Goodbye, Toxicity! Spring Cleaning Your Relationships

Goodbye, Toxicity! Spring Cleaning Your Relationships

Spring is here, and that means it's time for a little spring cleaning. But instead of just dusting off shelves and purging old clothes, why not take this opportunity to clean up your relationships too? Yup, now’s as good of a time as any to recognize and address toxic patterns with your friends, family members, and significant others, and here are a few things you should consider…


What are toxic patterns? Well, they can come in many forms. But they all have one thing in common: They make you feel bad. Maybe it's a family member who constantly puts you down, a friend who always criticizes your choices, or a significant other who is dismissive of your feelings. Whatever the case may be, toxic patterns can wreak havoc on your emotional well-being, and it's important to address them head-on.


How do you recognize them? The first step is to pay attention to how you feel when you're around the person in question. Do you feel anxious, stressed out, or drained? Do you find yourself constantly second-guessing yourself or walking on eggshells around them? These are all red flags that there may be a toxic dynamic at play.


How do you address them? Addressing a toxic person in your life can be a difficult conversation, but it's important to approach it in a calm and non-confrontational manner. Start by expressing how you feel using "I" statements instead of "you" statements. For example, instead of saying "You're always so controlling," try saying "I feel like I'm not being heard when you make decisions without considering my feelings." 

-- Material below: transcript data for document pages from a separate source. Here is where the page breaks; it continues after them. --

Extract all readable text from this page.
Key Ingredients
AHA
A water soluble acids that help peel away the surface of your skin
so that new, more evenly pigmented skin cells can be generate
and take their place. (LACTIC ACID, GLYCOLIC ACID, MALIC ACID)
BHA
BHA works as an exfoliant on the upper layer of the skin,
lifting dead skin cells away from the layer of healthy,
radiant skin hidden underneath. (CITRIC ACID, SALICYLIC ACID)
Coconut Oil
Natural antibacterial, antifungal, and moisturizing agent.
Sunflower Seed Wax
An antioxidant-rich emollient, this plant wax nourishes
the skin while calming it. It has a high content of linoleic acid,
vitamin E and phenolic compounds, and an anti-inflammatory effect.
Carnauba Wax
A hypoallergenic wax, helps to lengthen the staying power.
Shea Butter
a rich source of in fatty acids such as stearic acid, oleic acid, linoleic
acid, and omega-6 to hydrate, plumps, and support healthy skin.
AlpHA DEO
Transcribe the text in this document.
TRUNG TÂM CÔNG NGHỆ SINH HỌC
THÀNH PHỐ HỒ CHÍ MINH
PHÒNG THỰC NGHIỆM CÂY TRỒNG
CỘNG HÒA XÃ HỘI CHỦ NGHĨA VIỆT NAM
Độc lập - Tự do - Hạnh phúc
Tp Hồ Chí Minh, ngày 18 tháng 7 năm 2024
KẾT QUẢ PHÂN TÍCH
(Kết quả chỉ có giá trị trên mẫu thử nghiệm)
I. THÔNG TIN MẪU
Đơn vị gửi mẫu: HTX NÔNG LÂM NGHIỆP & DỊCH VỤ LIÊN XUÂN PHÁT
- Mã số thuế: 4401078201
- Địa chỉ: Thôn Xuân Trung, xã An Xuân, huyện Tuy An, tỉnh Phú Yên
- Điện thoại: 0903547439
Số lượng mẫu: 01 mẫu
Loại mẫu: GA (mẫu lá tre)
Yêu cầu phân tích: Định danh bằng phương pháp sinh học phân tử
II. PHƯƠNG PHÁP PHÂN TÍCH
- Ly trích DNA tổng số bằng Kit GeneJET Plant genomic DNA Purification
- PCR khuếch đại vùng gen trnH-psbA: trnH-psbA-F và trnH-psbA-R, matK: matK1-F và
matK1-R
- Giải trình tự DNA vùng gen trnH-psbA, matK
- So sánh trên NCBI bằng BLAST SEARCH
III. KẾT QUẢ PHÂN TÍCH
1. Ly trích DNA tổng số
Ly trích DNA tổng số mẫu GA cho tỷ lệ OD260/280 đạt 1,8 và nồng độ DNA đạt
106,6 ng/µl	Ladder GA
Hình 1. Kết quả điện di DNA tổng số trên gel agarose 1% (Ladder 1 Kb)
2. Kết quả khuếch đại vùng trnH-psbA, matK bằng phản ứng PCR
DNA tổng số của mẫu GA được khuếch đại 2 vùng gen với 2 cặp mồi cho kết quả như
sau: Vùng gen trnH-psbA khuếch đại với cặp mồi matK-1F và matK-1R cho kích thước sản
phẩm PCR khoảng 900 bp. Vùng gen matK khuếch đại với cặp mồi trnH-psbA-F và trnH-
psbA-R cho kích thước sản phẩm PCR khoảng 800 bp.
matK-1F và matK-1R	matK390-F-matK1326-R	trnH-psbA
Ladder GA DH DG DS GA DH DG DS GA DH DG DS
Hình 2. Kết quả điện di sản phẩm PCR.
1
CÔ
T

What else can you do? It's also important to set boundaries. Let the person know what you can’t tolerate in the relationship. If they continue to engage in toxic behavior despite your efforts to address it, it may be time to consider ending the relationship altogether. Of course, not all relationships are salvageable, and that's okay. Sometimes, the healthiest thing you can do for yourself is to walk away and apply the lessons you’ve learned to future relationships.